Deliberate killings by doctors or nurses, though rare, are probably more common than can ever be known. Clinical staff are better placed than most people to get away with murder. They have ready access to drugs, anaesthetic gases and surgical instruments, and deaths due to these agents can easily be passed off as natural or accidental. They are privileged to know intimate details of their patients’ lives. And as members of trusted professions they are not readily suspected.
Among the most notorious murderers of modern times was Dr Harold Shipman, who incidentally trained in the class ahead of me at medical school in Leeds in the 1960s. He was found guilty in a court of law of murdering 15 patients in his single-handed general practice and it is likely that he killed many more over his long career, usually by injecting large doses of diamorphine. The estimated number of his victims was 250, most of them being elderly women who were in good health although he fabricated a diagnosis of serious illness on their records. The nature of the mental aberration that led him to commit all these crimes is unknown, because he continued to deny them up until the time he hanged himself in his prison cell. As a result of Shipman’s case, much stricter controls were imposed on medical practice in the UK.
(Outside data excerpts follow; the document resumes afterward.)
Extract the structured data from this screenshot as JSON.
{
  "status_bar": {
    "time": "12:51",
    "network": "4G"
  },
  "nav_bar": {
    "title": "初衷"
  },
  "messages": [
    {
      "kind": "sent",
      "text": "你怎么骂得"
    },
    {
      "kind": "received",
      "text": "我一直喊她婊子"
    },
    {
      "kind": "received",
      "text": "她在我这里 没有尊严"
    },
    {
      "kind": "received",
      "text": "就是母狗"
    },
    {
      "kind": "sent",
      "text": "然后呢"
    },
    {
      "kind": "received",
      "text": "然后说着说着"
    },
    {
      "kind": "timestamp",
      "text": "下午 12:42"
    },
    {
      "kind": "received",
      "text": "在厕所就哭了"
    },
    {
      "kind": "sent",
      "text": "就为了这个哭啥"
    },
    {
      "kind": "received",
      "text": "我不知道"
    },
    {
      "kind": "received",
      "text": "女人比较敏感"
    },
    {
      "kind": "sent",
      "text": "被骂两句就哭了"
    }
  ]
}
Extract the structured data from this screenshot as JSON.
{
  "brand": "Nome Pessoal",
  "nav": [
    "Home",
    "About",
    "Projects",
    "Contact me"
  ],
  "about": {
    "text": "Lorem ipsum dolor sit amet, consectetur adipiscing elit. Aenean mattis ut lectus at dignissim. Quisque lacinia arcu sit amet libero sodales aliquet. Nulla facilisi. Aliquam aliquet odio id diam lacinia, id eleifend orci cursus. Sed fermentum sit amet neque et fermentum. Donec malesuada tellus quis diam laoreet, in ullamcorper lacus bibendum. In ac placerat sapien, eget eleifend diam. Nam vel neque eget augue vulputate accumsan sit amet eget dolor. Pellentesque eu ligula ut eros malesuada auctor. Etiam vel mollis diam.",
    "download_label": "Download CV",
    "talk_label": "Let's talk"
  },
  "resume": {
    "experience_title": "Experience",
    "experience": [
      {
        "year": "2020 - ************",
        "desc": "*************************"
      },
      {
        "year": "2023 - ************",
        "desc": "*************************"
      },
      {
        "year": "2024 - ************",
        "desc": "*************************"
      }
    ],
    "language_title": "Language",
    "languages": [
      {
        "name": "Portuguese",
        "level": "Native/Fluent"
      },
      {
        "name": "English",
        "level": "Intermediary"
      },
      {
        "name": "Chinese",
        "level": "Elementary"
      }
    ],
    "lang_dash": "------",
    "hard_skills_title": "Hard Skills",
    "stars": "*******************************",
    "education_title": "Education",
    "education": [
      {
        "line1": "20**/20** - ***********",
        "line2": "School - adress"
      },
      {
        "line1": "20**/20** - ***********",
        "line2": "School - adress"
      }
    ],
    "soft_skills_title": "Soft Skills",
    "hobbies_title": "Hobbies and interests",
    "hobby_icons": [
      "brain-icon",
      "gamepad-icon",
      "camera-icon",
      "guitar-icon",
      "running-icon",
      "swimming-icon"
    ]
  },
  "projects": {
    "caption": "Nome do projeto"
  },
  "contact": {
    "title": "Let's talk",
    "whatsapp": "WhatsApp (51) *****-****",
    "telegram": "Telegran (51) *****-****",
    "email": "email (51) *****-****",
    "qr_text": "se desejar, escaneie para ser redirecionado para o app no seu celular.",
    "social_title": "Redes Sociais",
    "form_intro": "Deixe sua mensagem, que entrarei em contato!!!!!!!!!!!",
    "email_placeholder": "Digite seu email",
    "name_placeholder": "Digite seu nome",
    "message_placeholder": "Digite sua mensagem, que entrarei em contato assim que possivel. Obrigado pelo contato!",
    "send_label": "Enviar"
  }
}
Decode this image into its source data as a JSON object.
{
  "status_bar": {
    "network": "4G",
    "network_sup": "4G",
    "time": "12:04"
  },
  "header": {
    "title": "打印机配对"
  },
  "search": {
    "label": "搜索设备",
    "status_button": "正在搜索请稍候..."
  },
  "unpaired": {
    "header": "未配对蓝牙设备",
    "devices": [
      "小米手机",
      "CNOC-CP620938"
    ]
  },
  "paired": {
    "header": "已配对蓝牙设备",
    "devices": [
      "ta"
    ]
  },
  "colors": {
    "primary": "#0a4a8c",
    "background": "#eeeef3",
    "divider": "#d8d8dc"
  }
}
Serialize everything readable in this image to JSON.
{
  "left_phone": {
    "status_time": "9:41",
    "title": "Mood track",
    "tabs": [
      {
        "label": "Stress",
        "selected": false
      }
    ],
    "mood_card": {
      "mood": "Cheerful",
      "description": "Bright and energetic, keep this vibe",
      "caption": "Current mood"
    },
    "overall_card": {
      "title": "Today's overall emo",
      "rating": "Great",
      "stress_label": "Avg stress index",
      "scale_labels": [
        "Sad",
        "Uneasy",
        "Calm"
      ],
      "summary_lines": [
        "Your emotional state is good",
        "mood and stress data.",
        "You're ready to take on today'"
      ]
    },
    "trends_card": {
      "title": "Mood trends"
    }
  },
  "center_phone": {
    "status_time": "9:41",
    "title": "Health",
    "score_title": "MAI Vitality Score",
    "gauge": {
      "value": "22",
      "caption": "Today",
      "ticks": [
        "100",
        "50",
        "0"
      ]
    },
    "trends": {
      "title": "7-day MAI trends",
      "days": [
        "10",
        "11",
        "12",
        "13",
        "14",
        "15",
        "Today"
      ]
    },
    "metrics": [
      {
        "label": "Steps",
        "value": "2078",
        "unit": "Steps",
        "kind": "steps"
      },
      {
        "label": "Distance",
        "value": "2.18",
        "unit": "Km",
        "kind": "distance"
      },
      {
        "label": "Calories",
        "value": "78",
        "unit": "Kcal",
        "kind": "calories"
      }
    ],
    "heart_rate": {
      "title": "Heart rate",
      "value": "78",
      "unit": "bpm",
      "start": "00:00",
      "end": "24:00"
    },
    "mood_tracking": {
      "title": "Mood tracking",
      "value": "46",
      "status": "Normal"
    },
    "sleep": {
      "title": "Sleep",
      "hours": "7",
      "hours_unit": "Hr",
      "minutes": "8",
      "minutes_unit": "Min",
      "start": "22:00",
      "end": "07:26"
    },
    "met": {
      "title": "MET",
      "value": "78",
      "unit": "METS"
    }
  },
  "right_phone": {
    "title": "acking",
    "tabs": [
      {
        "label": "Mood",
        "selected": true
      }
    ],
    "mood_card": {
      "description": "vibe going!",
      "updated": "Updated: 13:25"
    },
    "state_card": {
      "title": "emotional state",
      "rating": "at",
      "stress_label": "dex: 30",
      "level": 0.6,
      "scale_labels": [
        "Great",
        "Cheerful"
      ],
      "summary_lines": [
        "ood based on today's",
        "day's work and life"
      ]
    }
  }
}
Other convicted serial murderers from medical settings have been nurses, popularly dubbed “angels of death”, working in hospitals or care homes. Their crimes usually masqueraded as mercy killings, but rather than arising from any genuine sense of compassion for someone whose incurable illness was causing unbearable suffering, they were committed for the perpetrators’ own satisfaction and without the knowledge or consent of the victims or their relatives.
Psychiatric evaluation of medical murderers would usually lead to a label of psychopathy, or personality disorder: the lack of moral sense, the inability to feel empathy, the enjoyment of killing, the grandiose belief of having a right to decide that certain persons are not fit to live. These are the extremes of the arrogance, cynicism and wielding of power that are occupational risks in medicine and related professions. Hallucinations and delusions secondary to psychosis or drug abuse are sometimes implicated.
Most if not all murderers are found to have a psychiatric diagnosis of some kind, and this may be sufficient to explain their crimes. In the context of fiction, however, using mental disorder as the sole reason for killing would usually be seen as a cop-out. Readers of crime novels expect a murder mystery to have a more complex solution, perhaps involving money, sex, revenge, or concealment of discreditable secrets. These motives may of course account for real-life cases too.
Some would say there is a fine line between deliberate criminal killings and the various other forms of unnatural death that can occur through the actions of medical personnel. Some result from malpractice, others are sanctioned by law in certain jurisdictions. They include euthanasia, abortion, execution, experiments such as those carried out in Nazi Germany, drugs or surgery used inappropriately for commercial gain, and simple carelessness or incompetence.
My novel Unfaithful unto Death is intended as a light read with elements of black comedy, but touches on some of these serious themes.